The U.S Food and Drug Administration (FDA) has granted approval for Ocaliva (obeticholic acid) for the treatment of primary biliary cholangitis (PBC).
Primary biliary cholangitis is a rare chronic liver disease where the bile ducts in the liver become inflamed causing accumulation of bile, leading to scarring of liver or cirrhosis.
‘The U.S. Food and Drug Administration granted accelerated approval for Ocaliva (obeticholic acid) for the treatment of primary biliary cholangitis (PBC).’
The only approved treatment for PBC was ursodeoxycholic acid (UDCA) and patients who respond inadequately to this treatment can use Ocaliva in combination with UDCA.
Ocaliva interacts with farnesoid X receptor (FXR), which plays a key role in bile acid regulation. By binding to this receptor Oclavia suppresses bile accumulation and increases the flow, leading to a reduction in bile levels in the liver.

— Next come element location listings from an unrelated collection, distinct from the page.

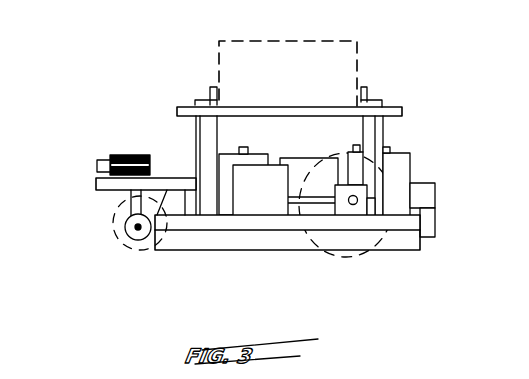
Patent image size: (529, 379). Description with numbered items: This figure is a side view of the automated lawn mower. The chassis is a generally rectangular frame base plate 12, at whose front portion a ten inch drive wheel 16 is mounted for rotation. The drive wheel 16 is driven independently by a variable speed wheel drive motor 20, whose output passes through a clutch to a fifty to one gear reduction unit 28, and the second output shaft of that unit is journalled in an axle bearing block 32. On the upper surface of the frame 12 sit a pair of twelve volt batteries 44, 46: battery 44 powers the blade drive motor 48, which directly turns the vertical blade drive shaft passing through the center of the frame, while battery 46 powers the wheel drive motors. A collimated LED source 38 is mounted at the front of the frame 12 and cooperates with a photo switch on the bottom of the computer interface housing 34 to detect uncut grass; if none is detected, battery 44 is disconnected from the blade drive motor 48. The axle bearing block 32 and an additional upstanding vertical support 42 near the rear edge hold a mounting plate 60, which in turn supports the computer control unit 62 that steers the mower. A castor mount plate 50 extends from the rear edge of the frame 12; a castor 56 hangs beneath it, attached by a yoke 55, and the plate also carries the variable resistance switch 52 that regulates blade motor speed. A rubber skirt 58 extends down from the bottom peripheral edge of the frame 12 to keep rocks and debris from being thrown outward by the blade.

The frame base plate 12 is at (220, 217).
The drive wheel 16 is at (395, 242).
The wheel drive motor 20 is at (262, 218).
The gear reduction unit 28 is at (343, 207).
The axle bearing block 32 is at (383, 128).
The computer interface housing 34 is at (432, 187).
The collimated LED source 38 is at (422, 212).
The upstanding vertical support 42 is at (196, 140).
The battery 44 is at (255, 154).
The battery 46 is at (407, 158).
The blade drive motor 48 is at (305, 153).
The castor mount plate 50 is at (96, 182).
The variable resistance switch 52 is at (133, 153).
The yoke 55 is at (140, 200).
The castor 56 is at (124, 220).
The rubber skirt 58 is at (153, 247).
The mounting plate 60 is at (297, 111).
The computer control unit 62 is at (220, 44).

The drug was tested in 216 participants, wherein after one-year of follow-up, reductions in bile levels was higher among Ocaliva-treated participants compared to placebo-treated participants.
Some of the side effects of Ocaliva include fatigue, abdominal pain, throat pain, dizziness and itching of the skin. Ocaliva is manufactured by New York-based Intercept Pharmaceuticals.